Wildlife biologists expect India’s tiger population in the coming years to plateau as the numbers rise amid limited resources. “As populations grow, resources become scarce, especially space,” said Ravi Chellam, a conservation scientist based in Bangalore. “Animal populations are resource-limited and as a result, tend to fluctuate -- not necessarily move only in one direction.”

Habitat loss and fragmentation are among the top threats to tiger populations in the country. The 2022 report has revealed local extinctions in several areas such as Sri Venkateshwara, including the Kawal, Satkosia and Sahyadri tiger reserves in central India, and in Sirsi, Kanyakumari and Srivilliputhur in the Western Ghats landscape.

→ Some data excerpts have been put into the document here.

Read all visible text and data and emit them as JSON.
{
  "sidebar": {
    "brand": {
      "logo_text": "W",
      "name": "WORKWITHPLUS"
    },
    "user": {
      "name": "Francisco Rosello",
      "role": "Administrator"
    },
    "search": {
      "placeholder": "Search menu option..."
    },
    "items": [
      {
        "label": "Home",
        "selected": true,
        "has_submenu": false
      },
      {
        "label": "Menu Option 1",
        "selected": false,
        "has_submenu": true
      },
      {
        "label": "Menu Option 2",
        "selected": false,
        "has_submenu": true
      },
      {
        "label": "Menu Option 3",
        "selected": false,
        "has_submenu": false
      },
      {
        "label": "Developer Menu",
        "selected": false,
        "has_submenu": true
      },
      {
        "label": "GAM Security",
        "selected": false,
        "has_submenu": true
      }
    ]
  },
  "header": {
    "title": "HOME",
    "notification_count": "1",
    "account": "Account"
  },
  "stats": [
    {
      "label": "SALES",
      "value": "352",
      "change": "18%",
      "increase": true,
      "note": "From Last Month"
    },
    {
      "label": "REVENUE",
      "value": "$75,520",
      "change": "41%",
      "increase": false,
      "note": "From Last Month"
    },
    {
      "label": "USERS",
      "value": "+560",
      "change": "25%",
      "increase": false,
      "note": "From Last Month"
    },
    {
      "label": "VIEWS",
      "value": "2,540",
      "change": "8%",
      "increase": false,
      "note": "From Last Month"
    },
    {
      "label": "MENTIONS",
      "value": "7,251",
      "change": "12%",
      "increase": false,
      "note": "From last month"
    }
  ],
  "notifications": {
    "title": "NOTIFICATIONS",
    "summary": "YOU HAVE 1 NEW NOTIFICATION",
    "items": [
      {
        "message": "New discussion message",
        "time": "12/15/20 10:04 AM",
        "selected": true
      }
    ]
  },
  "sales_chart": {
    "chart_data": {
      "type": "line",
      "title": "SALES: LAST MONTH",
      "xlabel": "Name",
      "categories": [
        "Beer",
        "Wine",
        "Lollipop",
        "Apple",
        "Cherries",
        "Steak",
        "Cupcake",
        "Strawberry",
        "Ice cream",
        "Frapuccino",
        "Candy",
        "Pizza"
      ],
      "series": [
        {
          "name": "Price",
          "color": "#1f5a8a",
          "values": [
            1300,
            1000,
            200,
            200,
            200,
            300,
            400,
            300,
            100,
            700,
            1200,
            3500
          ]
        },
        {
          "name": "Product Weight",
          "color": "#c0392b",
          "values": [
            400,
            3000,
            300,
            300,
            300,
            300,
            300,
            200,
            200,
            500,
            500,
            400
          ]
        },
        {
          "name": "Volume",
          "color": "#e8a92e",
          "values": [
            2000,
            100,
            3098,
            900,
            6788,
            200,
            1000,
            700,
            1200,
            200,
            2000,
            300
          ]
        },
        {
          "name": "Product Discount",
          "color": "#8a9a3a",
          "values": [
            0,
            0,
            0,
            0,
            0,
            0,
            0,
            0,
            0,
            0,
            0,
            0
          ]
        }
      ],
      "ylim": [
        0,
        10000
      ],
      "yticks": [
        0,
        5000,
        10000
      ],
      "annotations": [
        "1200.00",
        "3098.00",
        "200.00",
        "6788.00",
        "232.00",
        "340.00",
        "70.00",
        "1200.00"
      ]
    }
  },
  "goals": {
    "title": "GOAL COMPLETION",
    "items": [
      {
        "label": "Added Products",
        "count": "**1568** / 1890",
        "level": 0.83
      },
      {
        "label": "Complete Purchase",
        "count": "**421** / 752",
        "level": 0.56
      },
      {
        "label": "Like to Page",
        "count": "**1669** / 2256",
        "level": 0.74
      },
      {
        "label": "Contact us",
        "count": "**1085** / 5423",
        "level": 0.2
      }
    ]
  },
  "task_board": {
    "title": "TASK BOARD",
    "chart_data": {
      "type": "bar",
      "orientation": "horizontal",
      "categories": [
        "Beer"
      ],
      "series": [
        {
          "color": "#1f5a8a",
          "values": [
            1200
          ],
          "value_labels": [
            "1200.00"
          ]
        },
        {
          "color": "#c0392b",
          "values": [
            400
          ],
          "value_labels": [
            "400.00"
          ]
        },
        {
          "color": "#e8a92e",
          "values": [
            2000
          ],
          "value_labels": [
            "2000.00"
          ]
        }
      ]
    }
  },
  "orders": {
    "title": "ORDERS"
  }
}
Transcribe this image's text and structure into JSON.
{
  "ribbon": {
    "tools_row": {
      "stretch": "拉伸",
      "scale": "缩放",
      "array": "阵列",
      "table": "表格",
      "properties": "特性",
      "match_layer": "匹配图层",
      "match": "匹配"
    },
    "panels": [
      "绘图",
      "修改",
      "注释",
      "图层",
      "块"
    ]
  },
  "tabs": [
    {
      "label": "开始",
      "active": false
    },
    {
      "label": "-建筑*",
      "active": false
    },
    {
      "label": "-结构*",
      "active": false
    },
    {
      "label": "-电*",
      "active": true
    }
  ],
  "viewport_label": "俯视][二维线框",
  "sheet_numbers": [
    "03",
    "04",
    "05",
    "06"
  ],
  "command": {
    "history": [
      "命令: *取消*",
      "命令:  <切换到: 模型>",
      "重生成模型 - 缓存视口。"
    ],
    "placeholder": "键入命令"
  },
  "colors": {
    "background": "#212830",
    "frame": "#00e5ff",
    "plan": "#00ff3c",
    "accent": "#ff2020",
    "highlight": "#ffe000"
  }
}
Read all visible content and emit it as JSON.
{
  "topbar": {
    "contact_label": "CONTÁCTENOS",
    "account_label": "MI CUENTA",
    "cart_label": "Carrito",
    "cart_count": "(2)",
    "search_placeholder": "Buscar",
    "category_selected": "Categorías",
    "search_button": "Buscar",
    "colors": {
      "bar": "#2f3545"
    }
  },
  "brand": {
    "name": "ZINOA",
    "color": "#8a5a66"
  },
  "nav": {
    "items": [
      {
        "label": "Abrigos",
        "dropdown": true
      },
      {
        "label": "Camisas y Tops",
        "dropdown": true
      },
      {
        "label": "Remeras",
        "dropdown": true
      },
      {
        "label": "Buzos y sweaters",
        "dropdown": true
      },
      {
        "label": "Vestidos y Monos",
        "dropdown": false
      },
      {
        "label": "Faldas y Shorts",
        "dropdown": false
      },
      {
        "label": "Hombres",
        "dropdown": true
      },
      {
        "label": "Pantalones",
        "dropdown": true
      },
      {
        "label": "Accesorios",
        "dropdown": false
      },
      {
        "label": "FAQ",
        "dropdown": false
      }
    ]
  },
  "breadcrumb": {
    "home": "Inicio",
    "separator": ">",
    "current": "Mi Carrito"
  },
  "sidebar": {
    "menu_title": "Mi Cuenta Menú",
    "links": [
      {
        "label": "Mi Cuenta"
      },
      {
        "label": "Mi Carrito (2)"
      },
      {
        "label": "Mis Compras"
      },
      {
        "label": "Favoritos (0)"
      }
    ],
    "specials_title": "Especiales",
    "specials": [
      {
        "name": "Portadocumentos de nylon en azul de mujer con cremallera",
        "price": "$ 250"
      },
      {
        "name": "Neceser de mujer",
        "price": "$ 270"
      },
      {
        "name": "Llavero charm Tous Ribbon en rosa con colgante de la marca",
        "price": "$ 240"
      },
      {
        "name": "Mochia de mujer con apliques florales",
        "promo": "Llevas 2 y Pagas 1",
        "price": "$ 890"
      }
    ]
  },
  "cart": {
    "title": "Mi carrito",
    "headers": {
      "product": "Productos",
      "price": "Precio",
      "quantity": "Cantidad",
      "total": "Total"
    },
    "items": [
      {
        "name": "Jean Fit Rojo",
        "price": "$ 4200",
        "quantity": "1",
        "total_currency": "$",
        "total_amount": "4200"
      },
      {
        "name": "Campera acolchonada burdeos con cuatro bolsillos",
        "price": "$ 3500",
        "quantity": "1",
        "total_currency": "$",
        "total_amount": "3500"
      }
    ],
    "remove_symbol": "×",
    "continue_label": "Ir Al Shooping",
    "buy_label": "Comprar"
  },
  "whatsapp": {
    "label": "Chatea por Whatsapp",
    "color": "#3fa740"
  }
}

For the 2022 census, wildlife scientists placed over 32,500 cameras across the country’s 53 tiger reserves and other tiger territories and captured over 97,000 tiger photographs. In the second part of the exercise, whose results remain unavailable for now, they asked forest guards cover wider areas on foot, counting tiger pawmarks and scat droppings to use them as proxy indicators of tigers' presence in camera-free tiger areas.